Re: [VE][65] elements inducing context-sensitive constraints

2013-09-10 2:15, Roland wrote:

> Error [65]: "document type does not allow element X here; missing one
> of Y start-tag"
>
> This error message appears in situations like <body> <a name="top">
> Using <a> in this manner is out of date, but it is the simplest
> example of the issue.

The situation occurs whenever the first child of body is an inline 
element. The case <a name="top"> is not simpler than other inline 
element start tags, like <b> or <span>.

The error message appears when validating against HTML 4.01 Strict or 
XHTML 1.0 Strict (or HTML 2.0 Strict, for that matter!) or other DTD 
that enforces the requirement that inline content is not allowed inside 
body without intervening markup. It does not appear when validating e.g. 
against HTML 4.01 Transitional or HTML5.

> No place, on the W3C Web site nor outside literature, do I recall
> seeing a statement that the <body> element forces a context-sensitive
> requirement that all children be block-level elements.

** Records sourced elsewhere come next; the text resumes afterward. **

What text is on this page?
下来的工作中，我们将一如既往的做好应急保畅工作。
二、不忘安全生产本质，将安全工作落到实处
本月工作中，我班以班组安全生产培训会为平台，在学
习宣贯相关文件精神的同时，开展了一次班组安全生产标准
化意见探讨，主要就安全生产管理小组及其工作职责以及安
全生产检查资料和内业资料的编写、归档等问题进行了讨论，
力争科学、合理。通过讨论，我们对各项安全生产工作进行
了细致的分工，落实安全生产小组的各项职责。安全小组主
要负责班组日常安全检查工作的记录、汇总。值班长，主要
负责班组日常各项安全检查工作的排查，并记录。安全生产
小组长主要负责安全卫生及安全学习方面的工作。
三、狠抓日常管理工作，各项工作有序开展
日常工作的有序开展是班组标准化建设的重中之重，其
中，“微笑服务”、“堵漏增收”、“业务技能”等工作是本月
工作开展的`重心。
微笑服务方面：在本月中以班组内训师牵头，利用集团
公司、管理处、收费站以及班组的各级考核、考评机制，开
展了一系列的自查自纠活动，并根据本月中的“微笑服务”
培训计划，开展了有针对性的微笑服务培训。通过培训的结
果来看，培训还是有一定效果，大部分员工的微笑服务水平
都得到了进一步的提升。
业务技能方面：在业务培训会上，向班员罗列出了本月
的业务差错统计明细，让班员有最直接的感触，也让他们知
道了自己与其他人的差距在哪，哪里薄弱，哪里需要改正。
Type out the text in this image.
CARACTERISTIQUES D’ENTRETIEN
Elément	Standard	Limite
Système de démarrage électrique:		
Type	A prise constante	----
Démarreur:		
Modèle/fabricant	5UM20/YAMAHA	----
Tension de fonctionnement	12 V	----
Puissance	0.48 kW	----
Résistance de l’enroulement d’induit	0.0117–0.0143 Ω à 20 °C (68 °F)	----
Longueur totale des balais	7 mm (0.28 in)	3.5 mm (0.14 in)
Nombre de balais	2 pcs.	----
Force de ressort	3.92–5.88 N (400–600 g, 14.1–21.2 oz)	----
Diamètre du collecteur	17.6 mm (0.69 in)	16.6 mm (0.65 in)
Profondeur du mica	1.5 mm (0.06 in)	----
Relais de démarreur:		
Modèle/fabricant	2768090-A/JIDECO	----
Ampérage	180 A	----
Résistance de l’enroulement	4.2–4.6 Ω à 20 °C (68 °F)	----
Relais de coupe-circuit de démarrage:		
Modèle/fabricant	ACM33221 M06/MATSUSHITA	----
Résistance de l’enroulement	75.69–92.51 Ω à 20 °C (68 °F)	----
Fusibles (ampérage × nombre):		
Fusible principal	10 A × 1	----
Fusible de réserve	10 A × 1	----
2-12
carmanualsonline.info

The rule that the validator is applying is

<!ELEMENT BODY O O (%block;|SCRIPT)+ +(INS|DEL)>

which is mentioned right at the start of 7.5.1 The BODY element of the 
HTML 4.01 specification:
http://www.w3.org/TR/REC-html40/struct/global.html#edef-BODY

Such formal syntax rules are what the validator is applying, when 
performing markup validation in the SGML or XML sense. This is one 
reason why validation is so overrated. You really need to understand 
what validation is in order to benefit from it rather than get confused, 
but it is often recommended as if it were simple and easy.

It seems that the HTML 4.01 specification does not describe this rule in 
prose. It is not even mentioned in the part that discusses the 
differences between HTML 4.01 Strict and HTML 4.01 Transitional. I was 
astonished at this, but apparently I learned it from somewhere else, 
like a textbook, years ago. But this is a problem with the 
specification, not the validator.

> This is
> especially insidious when the error occurs somewhere deep within the
> code (I tested it as the last child) and it is easy to be oblivious
> to the fact that you're now back up to the child level.

The syntax rule is useful if and only if you wish to stick to coding 
style where all content in body is wrapped in block containers. In HTML 
4.0, this rule is bundled together with a rule that forbids most of 
so-called presentational markup. There is really no logical connection 
between the two rules, except that you might call both of them 
"Puristic" (or "Strict"). But if you wish to have only one of them 
applied, you need a custom DTD.

> The explanatory note includes the statement "This might mean that you
> need a containing element, ...." This is, of course, true, but it
> fails to note the special character of the <body> element.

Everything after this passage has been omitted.